Lord Byron (George Gordon Noel Byron, 1788-1824) was one of the leading poets of the romantic movement. He was also a famous marksman, who was supposed to have swam the Bosporus strait. Byron died in Missolonghi, Greece, while taking part in the Greek rebellion against the Ottoman Empire. The romantic life and writings of Lord Byron are easy to adapt to a novel, as Tom Holland has done in Lord of the Dead. Holland is a Byron scholar and in his novel, Byron the poet and romantic hero also becomes Byron the vampire. Each chapter starts with a quote from a Byron poem or from other writings by his contemporaries. Before reading this book I thought that the Vampire myth did not appear in english literature until the Victorian era (Dracula was written by Bram Stoker in 1897). However, Lord of the Dead opens with a quote from Byron's poem The Giaour:

But first on earth as Vampire sent,
Thy corse shall from its tomb be rent:
Then ghastly haunt thy native place,
And suck the blood of all thy Race:
There from thy daughter, sister, wife,
At midnight drain the stream of life;
Yet loathe the banquet which perforce
Must feed thy livid living corse:
Thy victims, ere they yet expire,
Shall know the demon for their sire,
As cursing thee, thou cursing them,
Thy flowers are wither'd on the stem...
Wet thine own best blood shall drip
thy gashing tooth and haggard lip;
then stlking to thy sullen grace,
Go - and with Gouls and Afrits rave;
Till these in horror shrink away
From Spectre more accursed than they!

The fact that Vampires appear in Byron's poems, and that his heroes tend to be tortured souls, lends a strange credibility to the story in Lord of the Dead. Holland writes well and although the story suffers from several logical flaws (for example, the Vampires kill with wild abandon, without fear of detection), the book draws the reader in. Byron as a Vampire becomes a hero, steeped in evil.

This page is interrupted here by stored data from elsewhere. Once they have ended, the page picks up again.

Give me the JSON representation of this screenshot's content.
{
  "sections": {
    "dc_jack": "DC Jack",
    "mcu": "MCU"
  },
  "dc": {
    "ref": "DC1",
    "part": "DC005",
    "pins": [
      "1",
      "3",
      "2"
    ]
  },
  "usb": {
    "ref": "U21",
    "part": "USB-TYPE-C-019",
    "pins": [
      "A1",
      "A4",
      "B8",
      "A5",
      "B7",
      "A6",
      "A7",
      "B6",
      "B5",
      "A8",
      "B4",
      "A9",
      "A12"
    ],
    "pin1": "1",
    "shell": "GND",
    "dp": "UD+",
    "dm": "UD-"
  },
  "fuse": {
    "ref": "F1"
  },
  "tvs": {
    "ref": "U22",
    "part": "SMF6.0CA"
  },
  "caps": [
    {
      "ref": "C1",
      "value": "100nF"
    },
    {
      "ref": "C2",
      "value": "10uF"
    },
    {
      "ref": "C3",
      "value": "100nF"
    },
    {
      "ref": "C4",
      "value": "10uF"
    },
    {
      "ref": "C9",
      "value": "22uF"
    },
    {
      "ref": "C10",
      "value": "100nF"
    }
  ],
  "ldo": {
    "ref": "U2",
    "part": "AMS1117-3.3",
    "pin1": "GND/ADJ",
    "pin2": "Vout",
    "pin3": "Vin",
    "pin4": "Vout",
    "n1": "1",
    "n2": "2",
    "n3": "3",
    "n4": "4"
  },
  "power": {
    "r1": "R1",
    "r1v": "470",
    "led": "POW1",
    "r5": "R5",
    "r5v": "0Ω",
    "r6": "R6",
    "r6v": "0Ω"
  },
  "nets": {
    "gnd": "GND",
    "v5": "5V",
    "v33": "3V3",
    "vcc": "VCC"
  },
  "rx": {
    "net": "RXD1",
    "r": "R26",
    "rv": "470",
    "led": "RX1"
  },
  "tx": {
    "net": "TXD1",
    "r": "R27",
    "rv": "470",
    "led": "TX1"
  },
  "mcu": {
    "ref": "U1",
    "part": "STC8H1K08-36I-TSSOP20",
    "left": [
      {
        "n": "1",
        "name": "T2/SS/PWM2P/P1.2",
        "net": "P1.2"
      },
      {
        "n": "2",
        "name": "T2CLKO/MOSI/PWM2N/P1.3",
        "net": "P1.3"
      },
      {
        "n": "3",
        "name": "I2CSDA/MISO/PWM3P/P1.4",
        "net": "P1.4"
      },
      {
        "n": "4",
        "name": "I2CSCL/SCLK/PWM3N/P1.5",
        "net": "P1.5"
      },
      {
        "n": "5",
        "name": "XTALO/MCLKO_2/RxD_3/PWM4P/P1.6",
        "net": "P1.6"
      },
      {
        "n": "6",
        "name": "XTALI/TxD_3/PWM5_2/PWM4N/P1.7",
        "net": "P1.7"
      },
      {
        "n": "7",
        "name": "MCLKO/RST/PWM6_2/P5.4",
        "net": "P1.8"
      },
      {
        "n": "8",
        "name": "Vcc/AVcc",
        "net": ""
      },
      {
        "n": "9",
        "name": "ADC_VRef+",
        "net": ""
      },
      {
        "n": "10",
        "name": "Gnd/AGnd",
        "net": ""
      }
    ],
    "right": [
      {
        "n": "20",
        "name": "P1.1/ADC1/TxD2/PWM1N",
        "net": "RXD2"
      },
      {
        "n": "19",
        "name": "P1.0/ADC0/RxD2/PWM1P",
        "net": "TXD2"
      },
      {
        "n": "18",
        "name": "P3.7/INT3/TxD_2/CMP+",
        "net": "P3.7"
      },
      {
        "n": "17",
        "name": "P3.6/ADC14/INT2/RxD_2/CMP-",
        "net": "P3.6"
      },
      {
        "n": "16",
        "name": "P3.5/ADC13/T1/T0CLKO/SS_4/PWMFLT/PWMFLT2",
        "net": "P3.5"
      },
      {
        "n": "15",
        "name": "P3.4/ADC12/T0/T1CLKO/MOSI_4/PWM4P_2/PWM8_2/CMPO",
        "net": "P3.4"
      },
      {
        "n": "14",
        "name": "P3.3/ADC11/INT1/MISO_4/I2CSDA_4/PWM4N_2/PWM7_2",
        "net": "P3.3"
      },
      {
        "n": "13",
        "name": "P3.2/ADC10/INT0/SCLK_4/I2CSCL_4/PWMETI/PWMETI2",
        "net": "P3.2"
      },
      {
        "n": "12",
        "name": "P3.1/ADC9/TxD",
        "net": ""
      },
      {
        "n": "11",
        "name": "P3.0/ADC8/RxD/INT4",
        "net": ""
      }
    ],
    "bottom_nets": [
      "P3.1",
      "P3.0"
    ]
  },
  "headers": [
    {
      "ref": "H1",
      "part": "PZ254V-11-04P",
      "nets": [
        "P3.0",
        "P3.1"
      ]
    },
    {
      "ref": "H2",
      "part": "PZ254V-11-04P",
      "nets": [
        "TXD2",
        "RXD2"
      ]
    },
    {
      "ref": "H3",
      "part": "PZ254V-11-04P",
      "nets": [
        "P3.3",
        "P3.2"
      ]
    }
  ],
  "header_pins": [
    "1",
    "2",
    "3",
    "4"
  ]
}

Byron's tale is told to Rebecca Carville. Like the reporter in Anne Rice's Interview with a Vampire, she exists primarily to hear the Vampire's story. As a result, her character is incomplete and I never found her actions believable. Although Lord of the Dead is an enjoyable novel, I think that even stories that contain elements which we know are fantasy (e.g., Vampires or faster than light travel), must respect an internal logic. I rated Lord of the Dead only two and a half stars because of its logical inconsistencies. This did not bother my wife as much and she gave the book a four star rating.